Bulunan, bulunması beklenen enerji kaynakları ve Suriye başta olmak üzere bölgedeki gelişmeler nedeniyle Doğu Akdeniz’in stratejik öneminin bayağı arttığı ortada. Hem bölgesel, hem uluslararası aktörler bölgede konumlarını güçlendirme çabası içinde. Bölgeye kıyıdaş ülkeler kendi çıkarlarını maksimize etmeye çalışıyorlar. İttifaklar politikası bunu sağlamalarında bir araç. Özellikle küçük aktörler ittifaklar kurmadan istedikleri sonuçları elde edemezler. Karşılarındaki büyük gücü “dengelemek” için diğer aktörlerle işbirliği yapmaları zorunludur. Şu an itibarıyla bölgede Türkiye’yi dışlayan ve açık olarak söylenmese de onu “dengelemeyi” amaçlayan geniş bir ittifaklar sistemi var.

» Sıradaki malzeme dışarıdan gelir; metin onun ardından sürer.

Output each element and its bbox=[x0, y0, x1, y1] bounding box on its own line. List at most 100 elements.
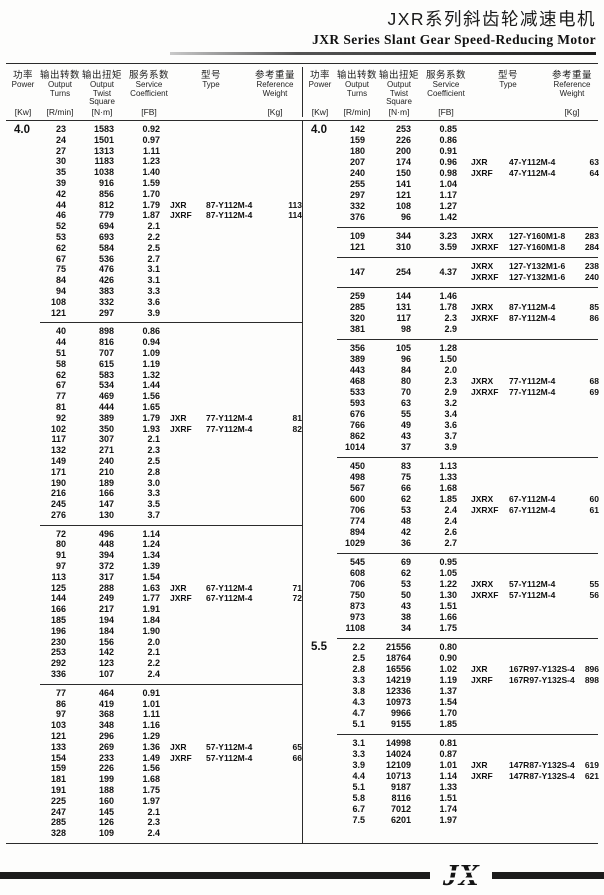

Bu ittifaklar bir günde oluşmadı. Uzun çalışmaların sonucu. 2009’da dönemin Türkiye Başbakanı Recep Tayyip Erdoğan’ın İsrail Cumhurbaşkanı Şimon Peres’e “one minute” demesi ile başlayan bir gelişmeler zinciri. İsrail’le kavgaya tutuşmanın nedeni neydi? Siyasal İslamcı düşünce yapısı ve bunun dış politikaya yansıtılması. Arap ülkeleri Türkiye’nin yanına çekilecekti. Bugün Türkiye’nin yanında kaç Arap ülkesi var? Katar ve Hamas dışında bir şey yok. Kıbrıslı Rumların ve Yunanistan’ın Türkiye-İsrail kavgasından yararlanmaya çalışmaları çok doğal. Karşılarına fırsat çıktı ve değerlendirdiler. Mısır, Arap dünyasının en önemli ülkesi. Mursi’ye yapılan darbeden sonra Türkiye Mısır’la konuşmuyor. Kıbrıslı Rumlar ve Yunanistan bunu da değerlendirdi. Niçin değerlendirmesin? Türkiye, Ortadoğu dış politikasını “Müslüman Kardeşler’le dayanışma” zeminine oturtunca. Müslüman Kardeşlerle kavgalı tüm Arap rejimleri Türkiye ile de kavgalı oldular. Demek ki yalnızlığın temel nedeni Müslüman Kardeşler eksenli dış politikadır. S-400 füzeleri konusunda ABD ve Batı ile yaşanan gerginlik durumu daha da zorlaştırıyor. Üstelik S-400’leri satacak olan Rusya Doğu Akdeniz konusunda Türkiye’nin yanında değil.
Peki, tek başına ittifaklar istenen sonucu verir mi? İttifak yapanların hedefi rakibin kendi istekleri doğrultusunda karar almasını sağlamaktır. Bunu başarmak çok zor. Daha gerçekçi olan hedef rakibin ödeyeceği bedeli artırarak onu caydırmaya çalışmaktır. Türkiye yalnız ama Doğu Akdeniz’de rakiplerinin istediği doğrultuda karar almaz. Sonuçta büyük ve güçlü bir ülke. Ödeyeceği bedelin artması da onu kolay kolay caydırmaz. Dolayısıyla gerginlik tırmanmaya devam edebilir. Gerginliği durdurmanın yolu çıkarların dengelenmesidir. Herkesin çıkarlarını göz önünde bulunduran, kimseyi dışlamayan bir denge kurulması, paylaşımın bu temelde yapılması gerekir. Bu kolay değil. DW’nin “Doğu Akdeniz’de doğal gaz gerilimi” başlıklı yazısında aktarılan Yunanlı uluslararası ilişkiler uzmanı Thanos Tokos’un şu değerlendirmesi ile yazıyı bitirelim: “Doğu Akdeniz’den çıkacak doğal gazın miktarı ve ticari değeri söylendiği gibi gerçekten büyükse, bu ya -Kıbrıs sorunun çözümü dahil- ihtilaflı tarafların uzlaşması için yeni bir fırsat doğuracak, ya da büyük bir savaşın çıkmasına neden olacak.”